Diskussion: Die Aussagekraft des vorliegenden Assessment wird stark limitiert durch die Breite der gewählten Fragestellung. Eine Verfahrensbewertung, überwiegend gestützt auf die Auswertung von Übersichtsarbeiten, verhindert eine differenzierte Auseinandersetzung mit den Zielgruppen für Präventionsmaßnahmen, konkreten Inhalten und Ablauf von Programmen, Effektstärken, sowie fördernden und limitierenden Kontextfaktoren. Die methodische Qualität der analysierten Übersichtsarbeiten ist überwiegend hoch, die methodische Qualität der Einzelstudien (auch der in den Übersichten enthaltenen) dagegen ist sehr variabel. Studien aus dem Bereich der Verhaltensprävention entsprechen am ehesten hohen klinisch-epidemiologischen Qualitätsstandards. Studien, die Settingansätze bewerten, erfüllen nur wenige klinisch-epidemiologische Qualitätskriterien.

Schlussfolgerungen: Insgesamt betrachtet, sind die wissenschaftlichen Erkenntnisse zur Wirksamkeit und Kostenwirksamkeit der Rückenschmerzprävention in der Arbeitsplatzumgebung immer noch relativ ungenau. Weiterer, inhaltlicher und methodischer Forschungsbedarf ist in mehreren Bereichen zu erkennen:

  • Entwicklung von Präventionskonzepten, die sich am biopsychosozialen Modell der Rückenschmerzentstehung und –progression orientieren und die Maßnahmen der Individualprävention mit Settingansätzen verbinden.

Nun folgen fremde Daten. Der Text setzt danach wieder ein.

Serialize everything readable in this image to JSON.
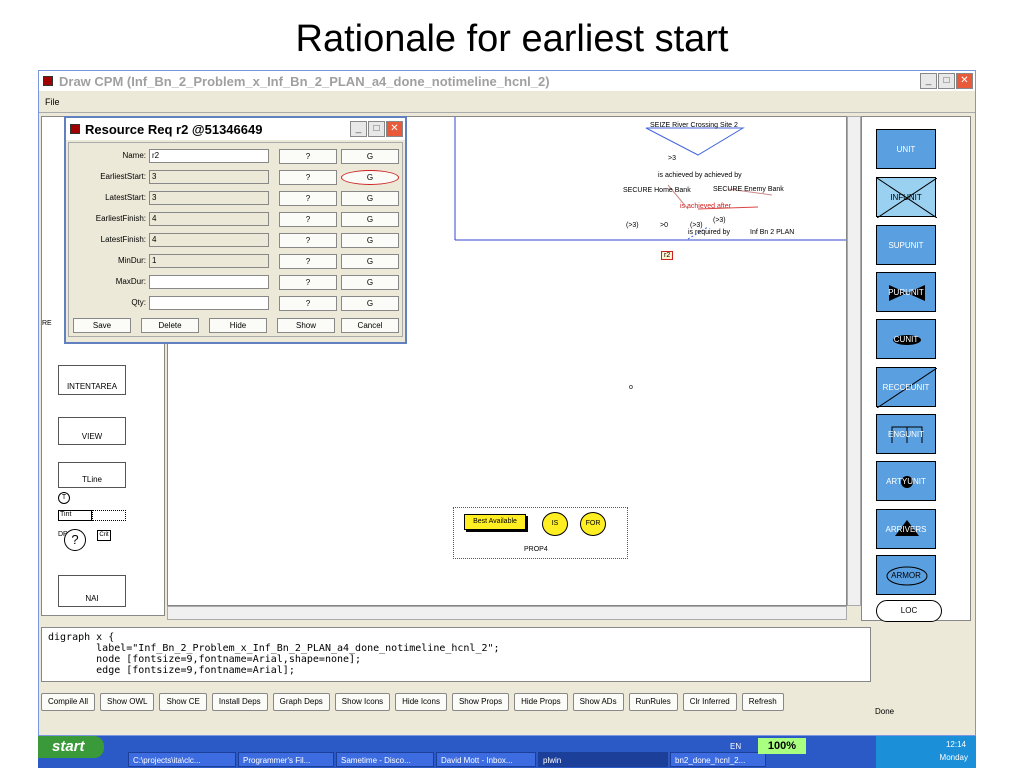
{
  "slide_title": "Rationale for earliest start",
  "window": {
    "title": "Draw CPM (Inf_Bn_2_Problem_x_Inf_Bn_2_PLAN_a4_done_notimeline_hcnl_2)",
    "menu_file": "File"
  },
  "dialog": {
    "title": "Resource Req r2 @51346649",
    "fields": [
      {
        "label": "Name:",
        "value": "r2",
        "q": "?",
        "g": "G"
      },
      {
        "label": "EarliestStart:",
        "value": "3",
        "q": "?",
        "g": "G"
      },
      {
        "label": "LatestStart:",
        "value": "3",
        "q": "?",
        "g": "G"
      },
      {
        "label": "EarliestFinish:",
        "value": "4",
        "q": "?",
        "g": "G"
      },
      {
        "label": "LatestFinish:",
        "value": "4",
        "q": "?",
        "g": "G"
      },
      {
        "label": "MinDur:",
        "value": "1",
        "q": "?",
        "g": "G"
      },
      {
        "label": "MaxDur:",
        "value": "",
        "q": "?",
        "g": "G"
      },
      {
        "label": "Qty:",
        "value": "",
        "q": "?",
        "g": "G"
      }
    ],
    "buttons": {
      "save": "Save",
      "delete": "Delete",
      "hide": "Hide",
      "show": "Show",
      "cancel": "Cancel"
    }
  },
  "left_palette": {
    "intentarea": "INTENTAREA",
    "view": "VIEW",
    "tline": "TLine",
    "t_icon": "T",
    "tint": "Tint",
    "dp": "DP",
    "crit": "Crit",
    "question": "?",
    "nai": "NAI",
    "re": "RE"
  },
  "canvas": {
    "seize": "SEIZE River Crossing Site 2",
    "gt3": ">3",
    "achieved_by": "is achieved by achieved by",
    "secure_home": "SECURE Home Bank",
    "secure_enemy": "SECURE Enemy Bank",
    "achieved_after": "is achieved after",
    "p3a": "(>3)",
    "p0": ">0",
    "p3b": "(>3)",
    "p3c": "(>3)",
    "required_by": "is required by",
    "inf_plan": "Inf Bn 2 PLAN",
    "r2": "r2",
    "o": "o",
    "best_available": "Best Available",
    "is": "IS",
    "for": "FOR",
    "prop4": "PROP4"
  },
  "right_palette": [
    "UNIT",
    "INFUNIT",
    "SUPUNIT",
    "PURUNIT",
    "CUNIT",
    "RECCEUNIT",
    "ENGUNIT",
    "ARTYUNIT",
    "ARRIVERS",
    "ARMOR",
    "LOC"
  ],
  "code_lines": [
    "digraph x {",
    "        label=\"Inf_Bn_2_Problem_x_Inf_Bn_2_PLAN_a4_done_notimeline_hcnl_2\";",
    "        node [fontsize=9,fontname=Arial,shape=none];",
    "        edge [fontsize=9,fontname=Arial];"
  ],
  "toolbar": [
    "Compile All",
    "Show OWL",
    "Show CE",
    "Install Deps",
    "Graph Deps",
    "Show Icons",
    "Hide Icons",
    "Show Props",
    "Hide Props",
    "Show ADs",
    "RunRules",
    "Clr Inferred",
    "Refresh"
  ],
  "status": "Done",
  "taskbar": {
    "start": "start",
    "lang": "EN",
    "zoom": "100%",
    "time": "12:14",
    "day": "Monday",
    "tasks": [
      "C:\\projects\\ita\\clc...",
      "Programmer's Fil...",
      "Sametime - Disco...",
      "David Mott - Inbox...",
      "plwin",
      "bn2_done_hcnl_2..."
    ]
  }
}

  • Die Integration von ergonomisch-wissenschaftlichen Erkenntnissen in die Präventionskonzepte und die Durchführung von Interventionsstudien mit gesundheitsrelevanten Zielgrößen.
  • Die Entwicklung und Anwendung standardisierter Methoden zur Prüfung der Effektivität von Präventionsmaßnahmen, die Settingansätze enthalten.
  • Qualitative Studien zur Klärung von Faktoren, die die Effektivität von Prävention limitieren (z. B. Motivation, Compliance, Arbeits- und Führungsstile).
  • Die Anbindung von Kosten-Effektivitätsanalysen an (alle) Interventionsstudien.